Voulgaris et al (right
ABSTRACT breaks down thoughtful scientific research, future technology, new discoveries and major breakthroughs.
The Antikythera mechanism, an incredible 2,000-year-old artifact that has gained fame as the first known analog computer, has thrilled the imagination of both the public and experts since it was restored after an ancient Mediterranean shipwreck more than a century ago.
Over the decades, scientists have solved the mysteries behind this beautiful object, which used a sophisticated system of gears to keep track of cultural events, such as the Olympics, and to predict the movements of celestial bodies along the Saros cycle, an 18-year period that is characterized by lunar and solar eclipses.
Recent studies have revealed dazzling digital reconstructions of the mechanism and maintained its intricate internal functions, although much of the artifact eroded away or was lost during its long burial under the sea. Some experts have even speculated that the mechanism was designed or invented by Archimedes, the famous Syracuse polymat who lived in the 3rd century BC.
Now a team led by Aristeidis Voulgaris, a researcher based at the Thessaloniki Directorate of Culture and Tourism in Greece, has unveiled yet another new chapter in the history of this ancient computer. Voulgaris and his colleagues believe that they have set the “initial calibration date” for the mechanism – meaning the time at which the entire system is referentially built – to 22 and 23 December 178 BC. a recently published study on the preprint server arXiv.
“The special design, the very large number of parts and the complex construction of the Antikythera mechanism led to the conclusion that it was used to measure / calculate the time presented the exported results / calculations via its pointers and scales,” said Voulgaris’ team in the study, which has not yet been peer-reviewed. “It is obvious that the manufacturer of the mechanism designed / constructed its creation and engraved the specific Saros eclipse sequence events to a specific epoch / initial date.”
In fact, the Saros cycle is explicitly built into the design of the Antikythera mechanism in the form of a spiral disk that predicts lunar and solar eclipses.

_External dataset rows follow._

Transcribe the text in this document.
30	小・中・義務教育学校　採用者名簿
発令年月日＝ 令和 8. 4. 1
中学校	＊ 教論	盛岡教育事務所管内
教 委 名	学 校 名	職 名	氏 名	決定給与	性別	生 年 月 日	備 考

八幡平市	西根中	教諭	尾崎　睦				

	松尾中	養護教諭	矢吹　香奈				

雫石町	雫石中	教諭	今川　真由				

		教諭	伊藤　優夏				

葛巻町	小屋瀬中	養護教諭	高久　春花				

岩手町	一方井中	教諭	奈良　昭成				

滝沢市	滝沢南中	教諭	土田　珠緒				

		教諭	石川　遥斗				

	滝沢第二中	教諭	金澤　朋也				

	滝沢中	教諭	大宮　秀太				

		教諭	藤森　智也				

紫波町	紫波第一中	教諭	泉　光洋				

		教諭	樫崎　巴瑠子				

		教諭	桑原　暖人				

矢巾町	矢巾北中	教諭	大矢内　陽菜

Researchers have tried to drive the clock back in time before, with a previous study identify an eclipse noted by the artifact that took place on May 12, 205 BC.
Voulgaris and his colleagues arrived at a later date for a few reasons, including the location of the new moon phase in the mechanism. They interpret the position of this phase to mean that the Saros cycle would begin with an annular solar eclipse, a celestial event that occurs when the Moon is furthest from Earth. As a result of this distance, the Moon does not completely block the light of the Sun, causing an effect known as “fire”.

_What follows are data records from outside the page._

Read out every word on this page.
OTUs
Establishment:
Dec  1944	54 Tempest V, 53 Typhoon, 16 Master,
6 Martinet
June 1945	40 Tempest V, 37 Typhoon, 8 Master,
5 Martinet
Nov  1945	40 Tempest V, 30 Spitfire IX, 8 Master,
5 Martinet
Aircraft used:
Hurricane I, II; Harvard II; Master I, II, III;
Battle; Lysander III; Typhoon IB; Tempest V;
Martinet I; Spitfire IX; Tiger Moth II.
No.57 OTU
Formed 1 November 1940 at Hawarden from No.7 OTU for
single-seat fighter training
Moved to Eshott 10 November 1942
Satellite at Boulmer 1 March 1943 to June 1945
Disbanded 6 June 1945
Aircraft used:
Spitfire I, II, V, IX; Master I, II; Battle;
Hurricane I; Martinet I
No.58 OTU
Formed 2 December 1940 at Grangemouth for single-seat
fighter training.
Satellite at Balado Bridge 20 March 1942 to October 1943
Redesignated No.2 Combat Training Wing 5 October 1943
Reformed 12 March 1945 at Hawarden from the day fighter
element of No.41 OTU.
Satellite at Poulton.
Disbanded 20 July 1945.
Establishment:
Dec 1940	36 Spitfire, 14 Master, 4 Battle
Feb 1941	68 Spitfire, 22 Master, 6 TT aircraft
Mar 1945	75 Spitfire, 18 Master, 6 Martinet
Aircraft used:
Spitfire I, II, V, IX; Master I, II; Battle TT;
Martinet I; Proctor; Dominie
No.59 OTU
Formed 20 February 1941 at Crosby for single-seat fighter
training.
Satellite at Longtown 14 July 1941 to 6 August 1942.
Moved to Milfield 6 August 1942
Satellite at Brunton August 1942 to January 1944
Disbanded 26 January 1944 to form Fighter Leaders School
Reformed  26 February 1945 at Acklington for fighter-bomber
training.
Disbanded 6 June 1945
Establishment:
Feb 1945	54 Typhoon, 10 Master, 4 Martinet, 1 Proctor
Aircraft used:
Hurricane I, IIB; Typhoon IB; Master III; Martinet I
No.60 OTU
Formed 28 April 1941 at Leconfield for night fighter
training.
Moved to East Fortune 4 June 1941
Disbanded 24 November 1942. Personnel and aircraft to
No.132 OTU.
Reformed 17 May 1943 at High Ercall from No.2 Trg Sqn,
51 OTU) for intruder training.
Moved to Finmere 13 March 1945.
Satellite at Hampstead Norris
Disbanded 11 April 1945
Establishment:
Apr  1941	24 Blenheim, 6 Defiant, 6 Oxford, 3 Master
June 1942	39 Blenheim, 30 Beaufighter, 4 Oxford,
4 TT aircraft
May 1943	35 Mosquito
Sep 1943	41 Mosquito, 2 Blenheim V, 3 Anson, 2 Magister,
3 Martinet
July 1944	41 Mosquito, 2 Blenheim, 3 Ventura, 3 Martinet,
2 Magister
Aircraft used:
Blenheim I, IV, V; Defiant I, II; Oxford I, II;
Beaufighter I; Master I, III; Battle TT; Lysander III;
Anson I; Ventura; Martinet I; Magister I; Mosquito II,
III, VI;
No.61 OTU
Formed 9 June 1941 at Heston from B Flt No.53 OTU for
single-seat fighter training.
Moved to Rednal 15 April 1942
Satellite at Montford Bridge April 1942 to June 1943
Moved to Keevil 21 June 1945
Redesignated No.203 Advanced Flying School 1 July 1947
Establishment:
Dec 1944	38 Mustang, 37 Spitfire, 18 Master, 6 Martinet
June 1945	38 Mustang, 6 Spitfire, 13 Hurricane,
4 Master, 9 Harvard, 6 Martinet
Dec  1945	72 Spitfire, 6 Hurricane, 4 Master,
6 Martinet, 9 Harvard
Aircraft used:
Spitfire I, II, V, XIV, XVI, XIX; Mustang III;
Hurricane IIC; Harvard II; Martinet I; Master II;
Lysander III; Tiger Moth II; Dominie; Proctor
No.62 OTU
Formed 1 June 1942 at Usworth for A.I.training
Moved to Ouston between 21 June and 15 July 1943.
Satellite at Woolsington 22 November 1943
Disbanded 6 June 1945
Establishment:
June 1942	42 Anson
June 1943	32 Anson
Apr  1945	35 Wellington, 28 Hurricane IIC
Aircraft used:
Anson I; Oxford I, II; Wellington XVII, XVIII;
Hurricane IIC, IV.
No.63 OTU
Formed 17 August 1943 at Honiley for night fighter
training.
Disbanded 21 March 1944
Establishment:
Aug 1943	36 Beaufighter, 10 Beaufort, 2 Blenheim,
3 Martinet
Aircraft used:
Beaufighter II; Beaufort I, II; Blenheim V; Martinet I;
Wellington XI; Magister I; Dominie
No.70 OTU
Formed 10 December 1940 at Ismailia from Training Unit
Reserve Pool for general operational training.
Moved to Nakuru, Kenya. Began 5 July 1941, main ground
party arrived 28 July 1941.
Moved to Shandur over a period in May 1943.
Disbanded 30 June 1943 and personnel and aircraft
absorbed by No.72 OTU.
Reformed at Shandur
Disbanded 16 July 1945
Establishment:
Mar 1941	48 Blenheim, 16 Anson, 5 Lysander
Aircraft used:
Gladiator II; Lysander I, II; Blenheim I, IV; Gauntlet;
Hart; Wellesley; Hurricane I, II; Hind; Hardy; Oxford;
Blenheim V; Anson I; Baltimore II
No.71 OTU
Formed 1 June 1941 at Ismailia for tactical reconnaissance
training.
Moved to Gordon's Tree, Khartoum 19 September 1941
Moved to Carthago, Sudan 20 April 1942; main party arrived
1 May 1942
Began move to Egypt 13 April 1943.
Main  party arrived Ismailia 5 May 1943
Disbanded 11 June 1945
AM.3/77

To test their assumption, the team underwent annular solar eclipses that took place across centuries of ancient Greek history. In particular, they looked for eclipses that coincided with other significant events that could characterize a date as a compelling measure of the mechanism.
Ultimately, scientists settled on the annular eclipse that adorned the sky on December 22, 178 BC, because it contained “a rare coincidence of astronomical events,” according to the study. The eclipse occurred one day before the winter solstice, which was a start date for many calendars at this time, and it also corresponded to the Sun crossing into the zodiac sign of Capricorn.
Voulgaris and his colleagues note that the Winter Solstice is a prominent reference to the mechanism, suggesting that it was an important date for the creator or creators of the artifact. They also point out that the same winter dates marked “the celebration of the religious festival in Isia started in Egypt and Hellenistic Greece”, a “unique coincidence” that distinguishes this time as “an ideal, functional and representative start date, to calibrate the initial position of the mechanism pointers, ”according to the study.
The new study has potentially identified an important reference point for the operation of the Antikythera mechanism, though it will require more research to confirm the team’s hypothesis and the many other open questions about this confusing machine and its creators.